New, "smart" materials called nanoplastics will create an amazing array of interactive gadgets for the home.
Picture, if you will, a chair that automatically adjusts its shape and temperature for each user, walls that change color and texture at your whim, and a display screen where objects
No, it's not The Jetsons. It's nanoplastics--the theoretical fusion of traditional plastics and the developing field of nanotechnology, in which microscopic machines and other objects are constructed atom by atom.
The hypothetical field of nanoplastics represents a new conceptual landscape for product design in the home--one in which the home of tomorrow is a system of truly intelligent, adaptive, self-organizing products. Charles Owen, a professor of product design and the director of the Design Processes Laboratory at the Illinois Institute of Technology, along with a team of graduate and undergraduate design students, has come up with some hypothetical applications for nanoplastics in the home of the future. Utilizing a Silicon Graphics workstation and Alias software, Owen and his students have created some computer-generated representations of possible nanoplastic products.
The potential of such hypothetical nanoplastic products is amazing. Computers the size of a blood cell would be contained within nanoplastic materials, giving objects enormous processing power ("intelligence"). Sensors and emitters would be constructed to absorb and transmit pressure, sound, and nearly the entire electromagnetic spectrum. These would provide nanoplastic materials with the ability to sense their surroundings and to respond with physical change or the transmission of sound, light, heat, or other emissions.
Here are some potential elements of the nanoplastic household:
The Infrastructure
Architiles: The building blocks of the infrastructure of the entire home system are "architiles," tiles with built-in flexibility and intelligence. Their main four-ply design consists of a surface layer of variable texture, a power plane beneath that, a computing and communications layer farther down, and finally a honey-combed section whose interior walls can be broken down as needed to channel materials and fluids from source to destination.
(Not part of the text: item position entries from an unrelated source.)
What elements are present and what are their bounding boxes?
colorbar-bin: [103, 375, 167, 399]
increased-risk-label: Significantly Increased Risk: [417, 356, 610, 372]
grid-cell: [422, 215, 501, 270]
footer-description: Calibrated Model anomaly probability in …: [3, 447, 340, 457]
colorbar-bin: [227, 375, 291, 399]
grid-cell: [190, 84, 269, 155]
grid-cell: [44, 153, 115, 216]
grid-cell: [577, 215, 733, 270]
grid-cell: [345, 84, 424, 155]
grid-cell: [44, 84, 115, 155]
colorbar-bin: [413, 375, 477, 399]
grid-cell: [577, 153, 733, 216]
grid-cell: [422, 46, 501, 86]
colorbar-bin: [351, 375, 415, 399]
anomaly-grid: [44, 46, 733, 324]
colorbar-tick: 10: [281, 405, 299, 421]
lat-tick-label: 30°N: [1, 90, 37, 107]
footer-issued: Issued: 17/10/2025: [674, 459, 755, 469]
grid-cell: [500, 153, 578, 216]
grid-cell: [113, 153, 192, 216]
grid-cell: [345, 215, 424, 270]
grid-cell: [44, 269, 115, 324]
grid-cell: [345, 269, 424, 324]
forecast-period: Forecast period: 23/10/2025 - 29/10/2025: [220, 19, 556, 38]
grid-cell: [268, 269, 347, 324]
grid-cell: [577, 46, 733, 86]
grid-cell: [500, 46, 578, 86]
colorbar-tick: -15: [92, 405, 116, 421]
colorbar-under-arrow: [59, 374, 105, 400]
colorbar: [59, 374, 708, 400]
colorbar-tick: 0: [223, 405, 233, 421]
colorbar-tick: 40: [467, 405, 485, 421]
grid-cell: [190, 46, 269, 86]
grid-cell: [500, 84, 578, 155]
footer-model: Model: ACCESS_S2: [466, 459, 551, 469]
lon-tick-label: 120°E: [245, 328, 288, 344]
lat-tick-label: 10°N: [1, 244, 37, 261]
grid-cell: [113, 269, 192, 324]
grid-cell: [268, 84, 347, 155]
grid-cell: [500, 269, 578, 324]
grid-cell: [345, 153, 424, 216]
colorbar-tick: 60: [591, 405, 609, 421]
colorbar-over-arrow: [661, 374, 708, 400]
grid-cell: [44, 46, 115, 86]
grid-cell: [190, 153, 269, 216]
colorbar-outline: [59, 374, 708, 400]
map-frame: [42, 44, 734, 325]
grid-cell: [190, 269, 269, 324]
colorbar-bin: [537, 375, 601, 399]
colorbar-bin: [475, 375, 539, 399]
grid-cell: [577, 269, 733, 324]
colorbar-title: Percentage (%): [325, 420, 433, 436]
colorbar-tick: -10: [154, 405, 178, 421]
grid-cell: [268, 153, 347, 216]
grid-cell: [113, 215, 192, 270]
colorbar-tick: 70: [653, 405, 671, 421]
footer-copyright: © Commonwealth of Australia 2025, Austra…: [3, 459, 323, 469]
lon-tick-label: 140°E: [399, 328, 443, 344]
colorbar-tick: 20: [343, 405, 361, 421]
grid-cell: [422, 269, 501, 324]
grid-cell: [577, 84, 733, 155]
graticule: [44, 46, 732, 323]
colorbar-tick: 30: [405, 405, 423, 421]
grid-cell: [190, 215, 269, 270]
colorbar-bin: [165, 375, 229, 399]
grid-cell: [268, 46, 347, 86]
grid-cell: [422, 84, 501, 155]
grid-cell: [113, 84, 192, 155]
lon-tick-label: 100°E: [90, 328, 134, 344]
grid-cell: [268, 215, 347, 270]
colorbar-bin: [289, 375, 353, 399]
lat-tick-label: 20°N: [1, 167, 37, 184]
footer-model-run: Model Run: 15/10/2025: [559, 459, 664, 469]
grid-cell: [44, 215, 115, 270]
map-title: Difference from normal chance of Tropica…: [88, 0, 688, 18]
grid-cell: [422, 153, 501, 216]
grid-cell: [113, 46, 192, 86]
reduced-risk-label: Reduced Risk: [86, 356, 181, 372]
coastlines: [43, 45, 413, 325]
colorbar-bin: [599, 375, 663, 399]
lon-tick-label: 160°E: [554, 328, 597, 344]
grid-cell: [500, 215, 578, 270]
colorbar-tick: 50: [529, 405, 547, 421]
Users can select architiles with the facing skins appropriate to the project. The facing skin--the top-most layer of the tile--can have many different functions. Wall skins can create different wall colors and patterns; sensing skins can pick up acoustic, thermal, and visual energy and dampen or strengthen their output accordingly; floor skins can create durable floor colors and patterns; wall-transforming skins can control the moving, deforming, and changing of wall functions; and interface skins can provide access to internal and external communication systems.